MORE THAN a thousand people gathered at Bondi Beach in Sydney on December 14th, the first night of Hannukah, to watch the lighting of a menorah. Children wearing face paint crowded a petting zoo. Families held balloons and bubble wands. Yet as the sun began to dip, at least two men dressed in black and wielding long-barrelled firearms shot into the crowd from positions just outside the beach-side park where the event was taking place. They murdered at least 11 people and injured 29 others, including two police officers.
Anthony Albanese, Australia’s prime minister, confirmed the massacre was a “targeted attack on Jewish Australians”. He labelled the attack “a terrorist incident”; that designation gives authorities additional powers to question and detain suspects. The dead include Eli Schlanger, a prominent local rabbi and the organiser of the event.
The attack is one of the worst shootings in modern Australian history, even if the final toll will take some days to come clear. And but for the immense courage of bystanders, it might have been even more lethal. One video shows a man in a white T-shirt creeping up on one of the gunmen from behind a car, then wrestling the attacker’s rifle away from him. “That man is a genuine hero,” said Chris Minns, the premier of New South Wales. “I’ve got no doubt that there are many, many people alive tonight as a result of his bravery.”
The attack ended when police shot one of the alleged gunmen dead (bringing the death toll to 12) and took a second presumed attacker, said to be critically injured, into custody. Police later confirmed that a search of a vehicle left in the area and linked to the attackers uncovered several improvised explosive devices. So the idea was clearly to inflict even greater devastation than has been wrought.
Since the start of the war in Gaza in October 2023 Australia has seen a spate of antisemitic incidents, including arson attacks on synagogues. In August Australia expelled the Iranian ambassador after credible intelligence suggested that Iran had financed and directed at least two arson attacks on Australian soil (on a Jewish business and a synagogue). It was the first such expulsion since the second world war.

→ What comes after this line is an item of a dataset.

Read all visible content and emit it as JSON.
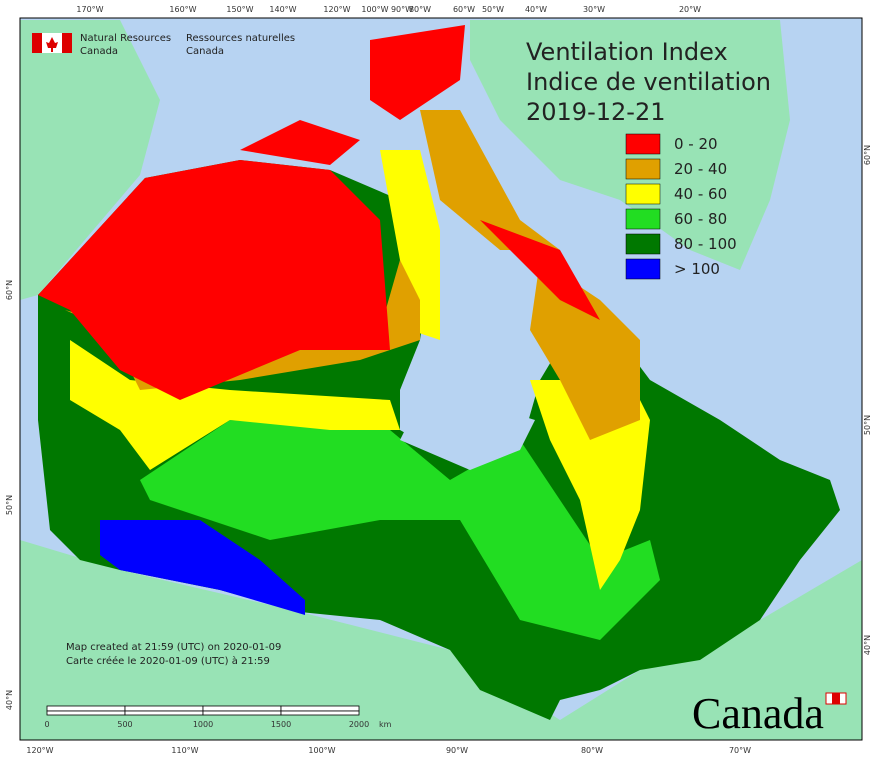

In February Mike Burgess, the boss of Australia’s domestic intelligence service, said fighting antisemitism had become his agency’s top priority because of the “threats to life...we’re seeing play out in this country”. On December 14th he told reporters that one of the alleged attackers at Bondi was known to the service (though the identities of the gunmen had not yet been confirmed by police as this article was published). He added, “Obviously we need to look into what happened.” Muslim groups condemned the terrorist attack. “These acts of violence and crimes have no place in our society,” the Australian National Imams Council said in a statement. “Those responsible must be held fully accountable and face the full force of the law.”
The coming days will doubtless also bring renewed debate about firearms. Mass killings in Australia are very rare; the country’s strict gun laws (commonly praised internationally) are one reason for that. Automatic and semi-automatic weapons were largely banned in 1996 after a gunman killed 35 people during a rampage in the Tasmanian town of Port Arthur. Back then the government purchased hundreds of thousands of firearms from the Australian public. But for the past five years there have been more guns in total registered in Australia than there were before the massacre at Port Arthur, according to a report released in January by the Australia Institute, a think-tank. Expect much more talk about that.